Ted Lee grew up in Charleston, South Carolina, graduated from Amherst College, and received an MFA in fiction writing from the Writers Workshop at the University of Iowa. In 1994, he founded the Lee Bros. Boiled Peanuts Catalogue, a mail-order source for Southern pantry staples, with his brother and writing partner, Matt Lee. The Lee Brothers write about food for newspapers and magazines, and in 2007 published their award-winning first cookbook, The Lee Bros. Southern Cookbook. Ted and his wife, the artist E.V. Day, live in Brooklyn, New York, and Charleston, South Carolina.

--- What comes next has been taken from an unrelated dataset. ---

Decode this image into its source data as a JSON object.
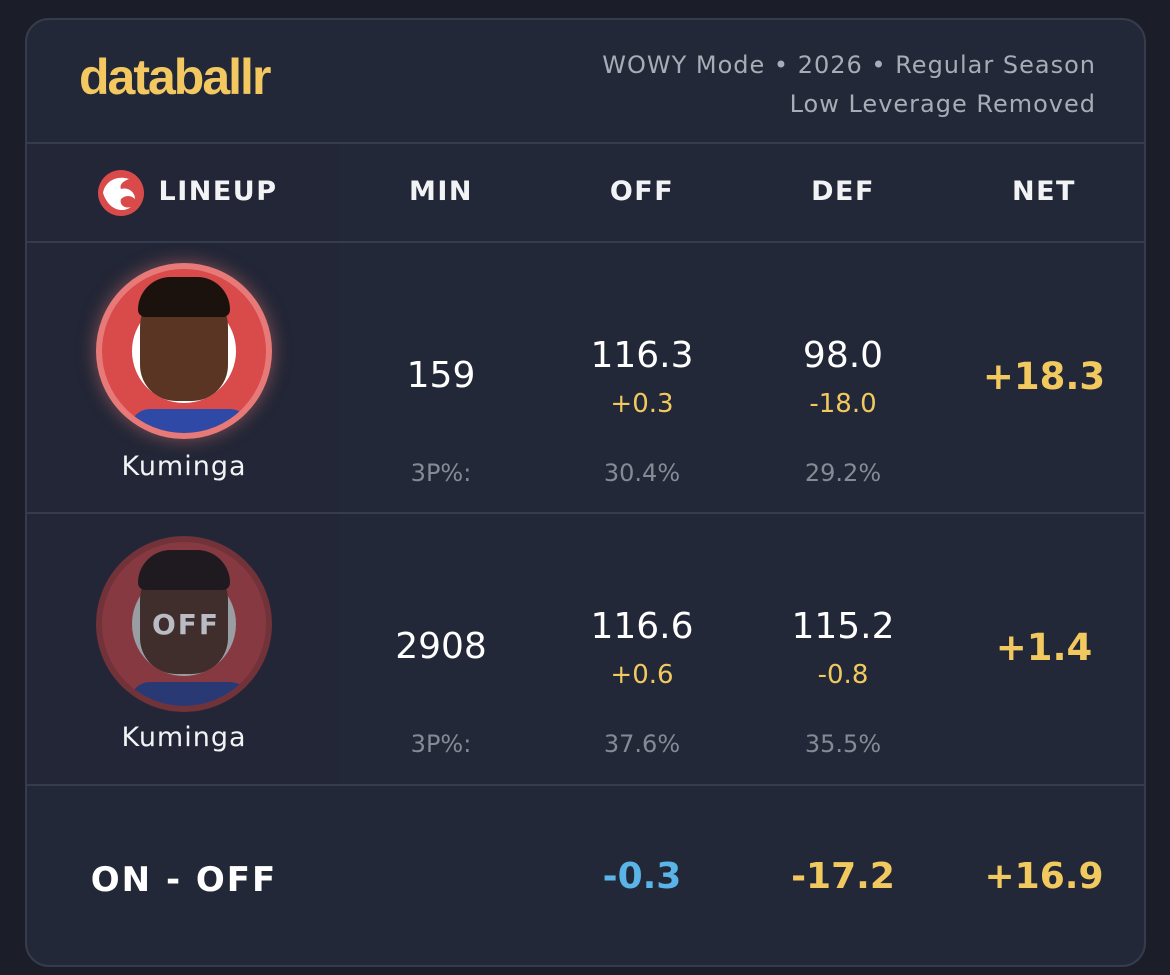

Ted Ownby is director for the Center for the Study of Southern Culture at the University of Mississippi. He holds a joint appointment in History and Southern Studies. He earned his B.A. from Vanderbilt University, and an M.A. and doctorate from Johns Hopkins University. He is the author of American Dreams in Mississippi: Consumers, Poverty, and Culture, 1830-1998 and Subduing Satan: Religion, Recreation and Manhood in the Rural South, 1865-1920 . He is the coeditor of the Mississippi Encyclopedia and writes and teaches classes on the social and cultural history of the American South.
Audrey Petty is an associate professor of English at the University of Illinois in Urbana-Champagne. Her work has appeared in the journals Callaloo and the Massachusetts Review. She presented her essay, "Late Night Chitlins with Momma" at the 2004 Southern Foodways Symposium. In 2005, Saveur published an adaptation of that essay, and it has been anthologized three times since, most recently in Cornbread Nation 4.
Mike “Rathead” Riley is a graduate of Washington and Lee University. He lives in Bristol, Virginia and works – as a financial services consultant – in Bristol, Tennessee. Riley is an avid culinary enthusiast who works on the steering committee for his local farmers market. He has extensive experience in nonprofit stewardship, having served on orchestra, theatre, and school boards.
Sara Roahen, a Wisconsin native, graduated from St. John’s College in Santa Fe, New Mexico. For the next six years she applied her liberal arts degree as a line cook in restaurants across Wisconsin, California, and Wyoming. In 2000, she migrated to New Orleans, where she reviewed restaurants for Gambit, the weekly newspaper. Her New Orleans food studies eventually lead her to write a book: Gumbo Tales: Finding My Place at the New Orleans Table, published by W.W. Norton for Mardi Gras 2008.